In nearby Antwerp, Jan Baptist van Helmont, the Belgian chemist, taught that “tea had the same effect on the system as bloodletting or laxatives, and should be used instead.” His Dutch students and followers like Stephen Blankaart became noted physicians, many of whom “recommended enormous quantities of the newly imported novelties, coffee and tea, as panaceas for acidity and blood-purifiers.” The idea that tea was an effective replacement for standard if not antiquated therapies gave grave pause to the conservative medical establishment in France. In 1648, the French physician Gui Patin, known for his stylish and witty letters, dismissed tea as an “impertinent novelty of the century” in a mocking review of the burning of a thesis on tea by members of the faculty of medicine in Paris. Patin, who later became dean of the Faculty of Medicine and Professor of the College of France, was hostile to the use of drugs and herbs, continuing to ridicule tea as late as 1657 when he scoffed that Cardinal Mazarin, the French chief minister, “takes thé as a preventative of gout.” He quickly changed tunes after an encounter with the influential chancellor of France, Pierre Séguier. The chancellor was a learned and sophisticated man who created a library second only to the royal collection and who was the official patron of the prestigious French Academy.

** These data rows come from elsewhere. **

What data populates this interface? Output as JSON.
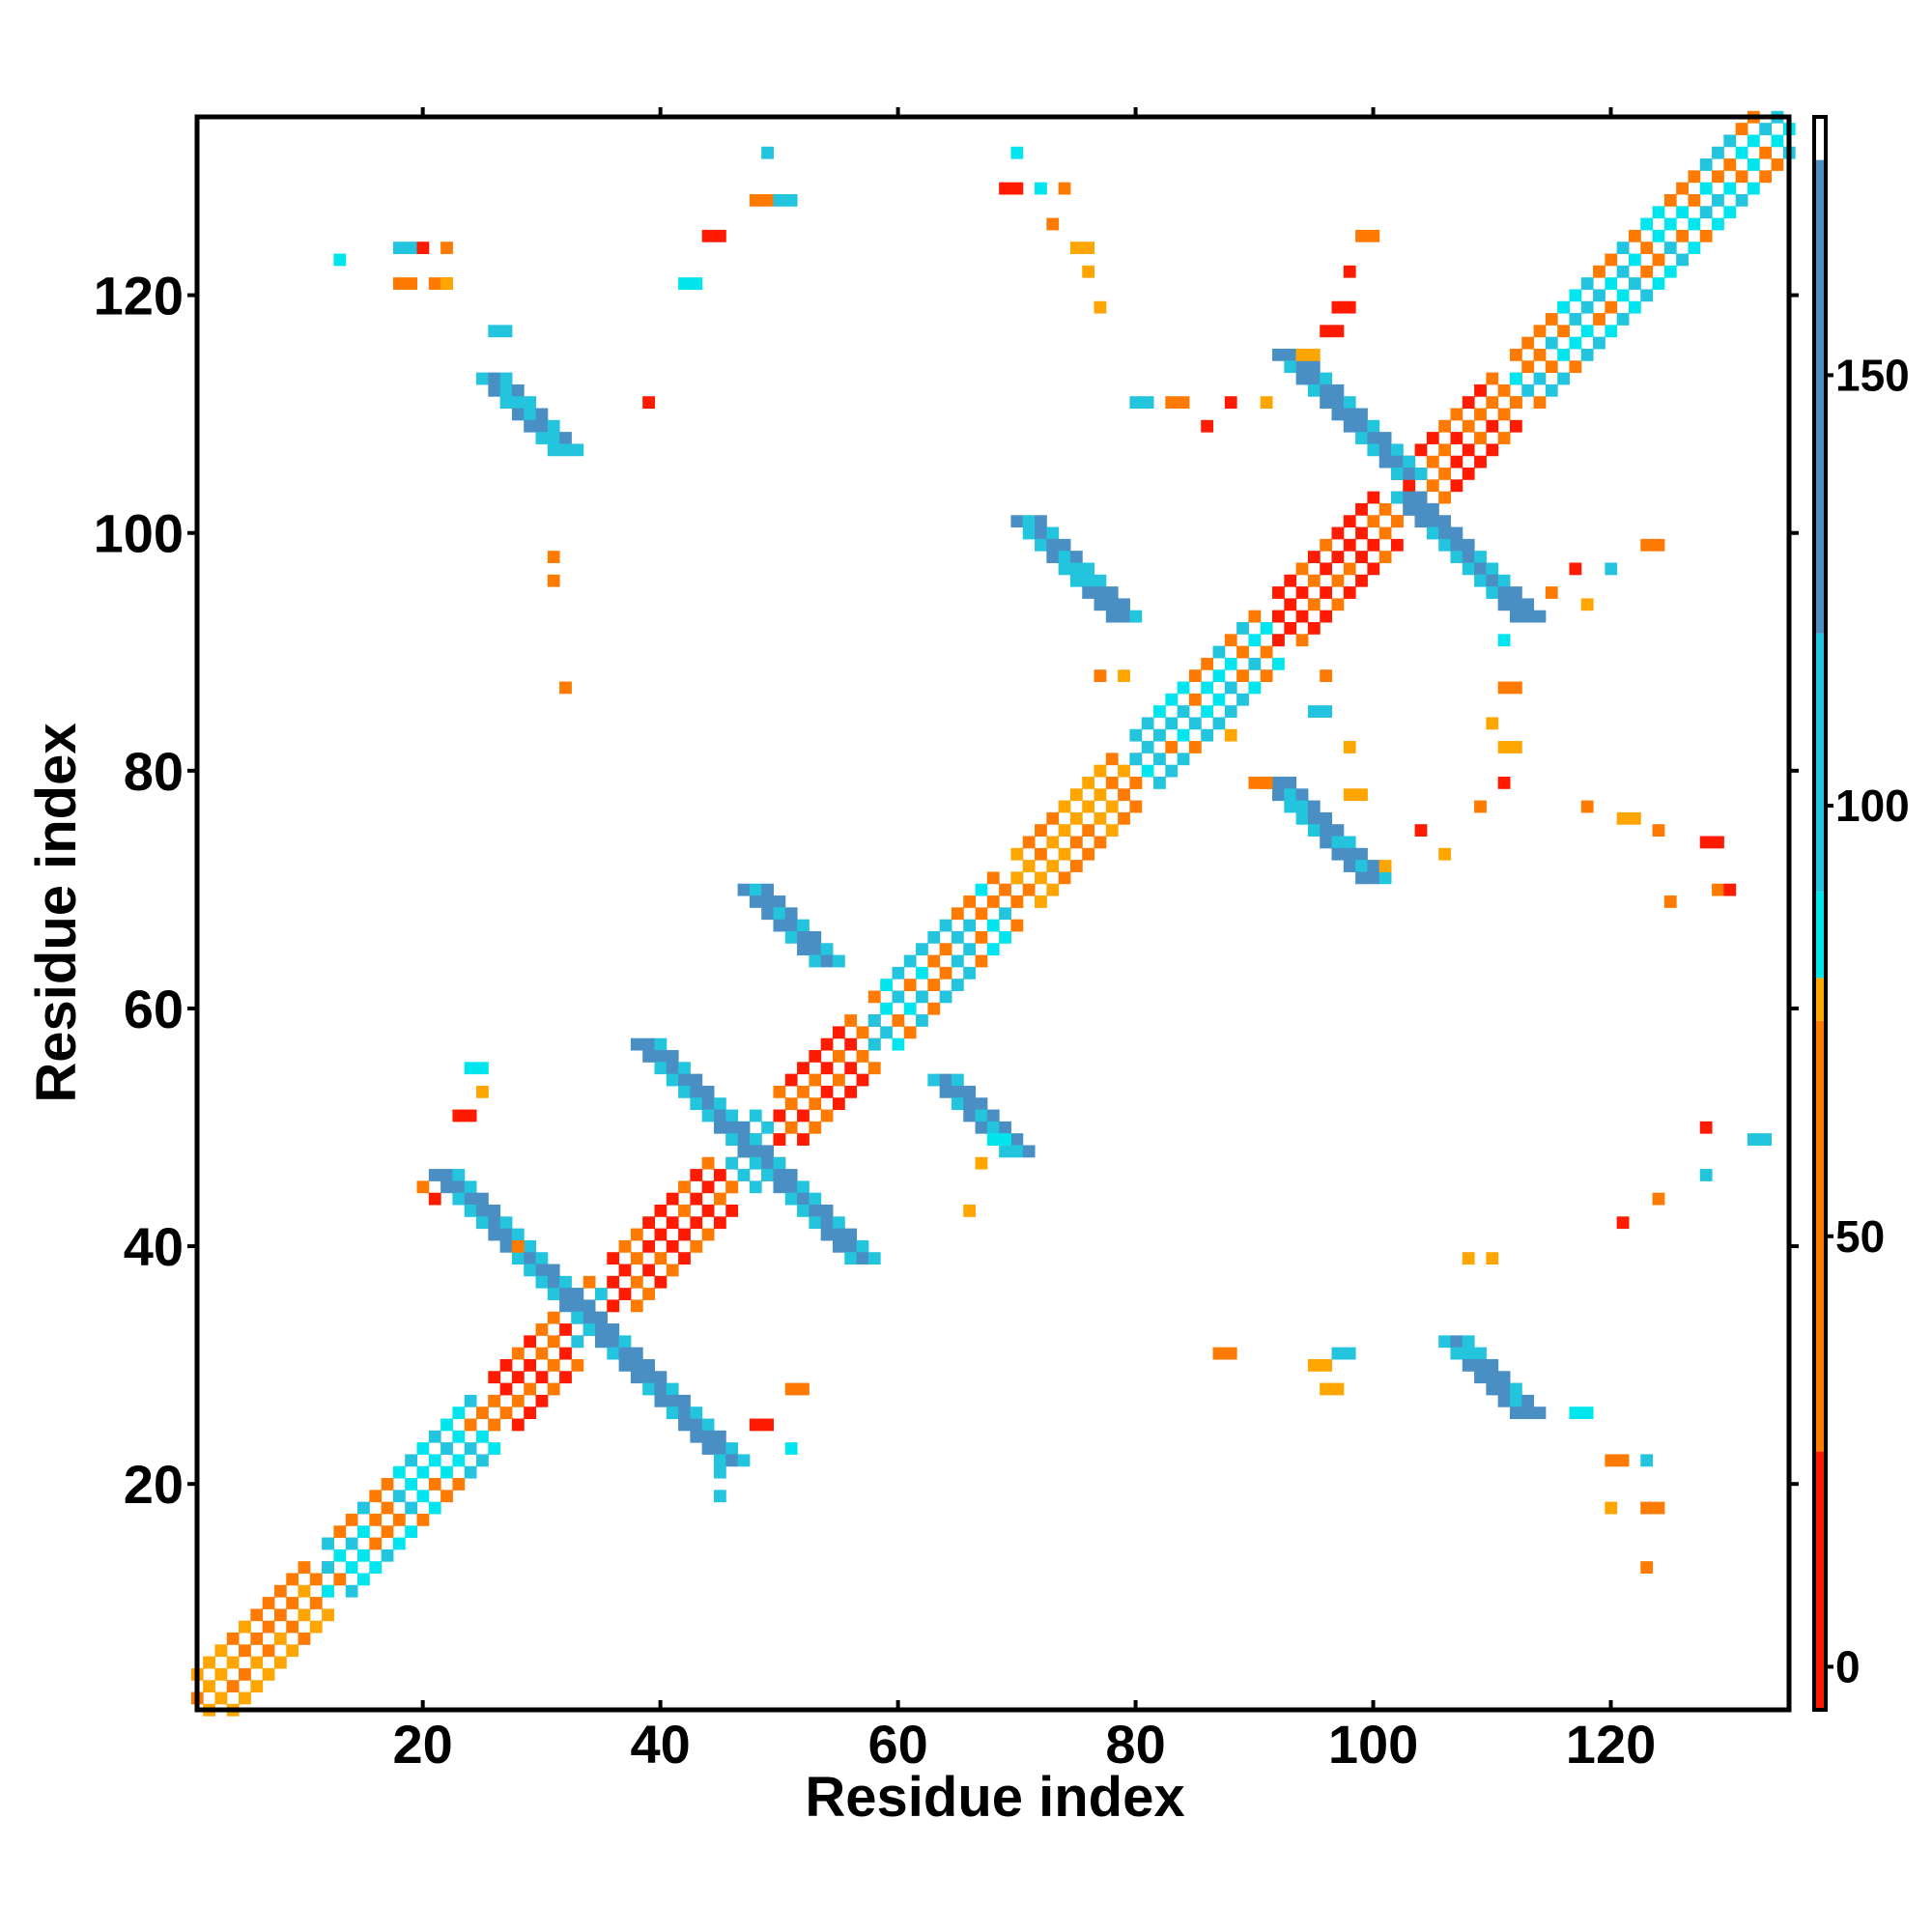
{
  "chart_data": {
    "type": "heatmap",
    "title": "",
    "xlabel": "Residue index",
    "ylabel": "Residue index",
    "xlim": [
      1,
      135
    ],
    "ylim": [
      1,
      135
    ],
    "x_ticks": [
      20,
      40,
      60,
      80,
      100,
      120
    ],
    "y_ticks": [
      20,
      40,
      60,
      80,
      100,
      120
    ],
    "colorbar": {
      "ticks": [
        0,
        50,
        100,
        150
      ],
      "range": [
        -5,
        180
      ],
      "bands": [
        {
          "from": -5,
          "to": 25,
          "color": "#ff1a00"
        },
        {
          "from": 25,
          "to": 75,
          "color": "#ff7a00"
        },
        {
          "from": 75,
          "to": 80,
          "color": "#ffa500"
        },
        {
          "from": 80,
          "to": 90,
          "color": "#00e5ee"
        },
        {
          "from": 90,
          "to": 120,
          "color": "#22c4de"
        },
        {
          "from": 120,
          "to": 175,
          "color": "#4a8fc4"
        },
        {
          "from": 175,
          "to": 180,
          "color": "#ffffff"
        }
      ]
    },
    "cell_colors": [
      "#ff1a00",
      "#ff7a00",
      "#ffa500",
      "#00e5ee",
      "#22c4de",
      "#4a8fc4"
    ],
    "diagonal_pattern": "orange/white/red checkered band along the main diagonal with cyan blocks",
    "blocks": [
      {
        "x": [
          1,
          12
        ],
        "y": [
          1,
          12
        ],
        "kind": "diag-orange"
      },
      {
        "x": [
          12,
          26
        ],
        "y": [
          12,
          26
        ],
        "kind": "diag-cyan"
      },
      {
        "x": [
          26,
          33
        ],
        "y": [
          26,
          33
        ],
        "kind": "diag-red"
      },
      {
        "x": [
          33,
          36
        ],
        "y": [
          33,
          36
        ],
        "kind": "diag-cyan"
      },
      {
        "x": [
          36,
          46
        ],
        "y": [
          36,
          46
        ],
        "kind": "diag-red"
      },
      {
        "x": [
          46,
          50
        ],
        "y": [
          46,
          50
        ],
        "kind": "diag-cyan"
      },
      {
        "x": [
          50,
          58
        ],
        "y": [
          50,
          58
        ],
        "kind": "diag-red"
      },
      {
        "x": [
          58,
          70
        ],
        "y": [
          58,
          70
        ],
        "kind": "diag-cyan"
      },
      {
        "x": [
          70,
          80
        ],
        "y": [
          70,
          80
        ],
        "kind": "diag-orange"
      },
      {
        "x": [
          80,
          92
        ],
        "y": [
          80,
          92
        ],
        "kind": "diag-cyan"
      },
      {
        "x": [
          92,
          102
        ],
        "y": [
          92,
          102
        ],
        "kind": "diag-red"
      },
      {
        "x": [
          102,
          112
        ],
        "y": [
          102,
          112
        ],
        "kind": "diag-red"
      },
      {
        "x": [
          112,
          135
        ],
        "y": [
          112,
          135
        ],
        "kind": "diag-cyan"
      },
      {
        "x": [
          22,
          34
        ],
        "y": [
          34,
          46
        ],
        "kind": "anti-blue"
      },
      {
        "x": [
          34,
          46
        ],
        "y": [
          22,
          34
        ],
        "kind": "anti-blue"
      },
      {
        "x": [
          39,
          48
        ],
        "y": [
          48,
          57
        ],
        "kind": "anti-blue"
      },
      {
        "x": [
          48,
          57
        ],
        "y": [
          39,
          48
        ],
        "kind": "anti-blue"
      },
      {
        "x": [
          93,
          103
        ],
        "y": [
          103,
          115
        ],
        "kind": "anti-blue"
      },
      {
        "x": [
          103,
          115
        ],
        "y": [
          93,
          103
        ],
        "kind": "anti-blue"
      },
      {
        "x": [
          26,
          32
        ],
        "y": [
          107,
          113
        ],
        "kind": "para-blue"
      },
      {
        "x": [
          107,
          113
        ],
        "y": [
          26,
          32
        ],
        "kind": "para-blue"
      },
      {
        "x": [
          48,
          54
        ],
        "y": [
          64,
          70
        ],
        "kind": "para-blue"
      },
      {
        "x": [
          64,
          70
        ],
        "y": [
          48,
          54
        ],
        "kind": "para-blue"
      },
      {
        "x": [
          71,
          79
        ],
        "y": [
          92,
          101
        ],
        "kind": "para-blue"
      },
      {
        "x": [
          92,
          101
        ],
        "y": [
          71,
          79
        ],
        "kind": "para-blue"
      }
    ],
    "grid": false,
    "legend": "colorbar-right"
  }
}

Séguier was also an advocate and habitual drinker of tea, and he often entertained the heights of society with elegant tea parties at his literary salons.

In 1657, he formally accepted a College dissertation on tea written in his honor by a doctor, the son of the noted surgeon Pierre Cressy. Gui Patin, in one of his famously sarcastic letters, wrote: “Thursday next, we have a thesis on the subject of tea, dedicated to M. le Chancellor, who has promised to be present. The portrait of the above-mentioned gentleman will be there.” To everyone’s surprise, Séguier displaced his likeness by actually attending the morning-long lecture, bringing in tow an entourage of members of the royal privy council and adding the intimidating presence of officialdom to the gathering. By lunchtime, the dissertation was successfully defended, and tea was accepted as a remedy for gout and sundry ailments. Succumbing to logic, reason, and the palpable pressure of Séguier, the medical Faculty stood in ovation, allowing Patin to nimbly exchange his sly jibes for easy praise of tea.

It is unknown whether or not the eminent botanist and physician Denis Joncquet was with Séguier and present on the day of the 1657 meeting. But sometime during that same year, Joncquet displayed a gift for literary expression when -- like a Chinese sage -- he compared tea to “ambrosia” and praised the shrub as the “divine plant.” From the mid-1600s on, tea continued to find critics within and without the medical profession in Europe. And although the cast of characters and the science have changed over the centuries, the debate on the therapeutic efficacy of tea endures to this day.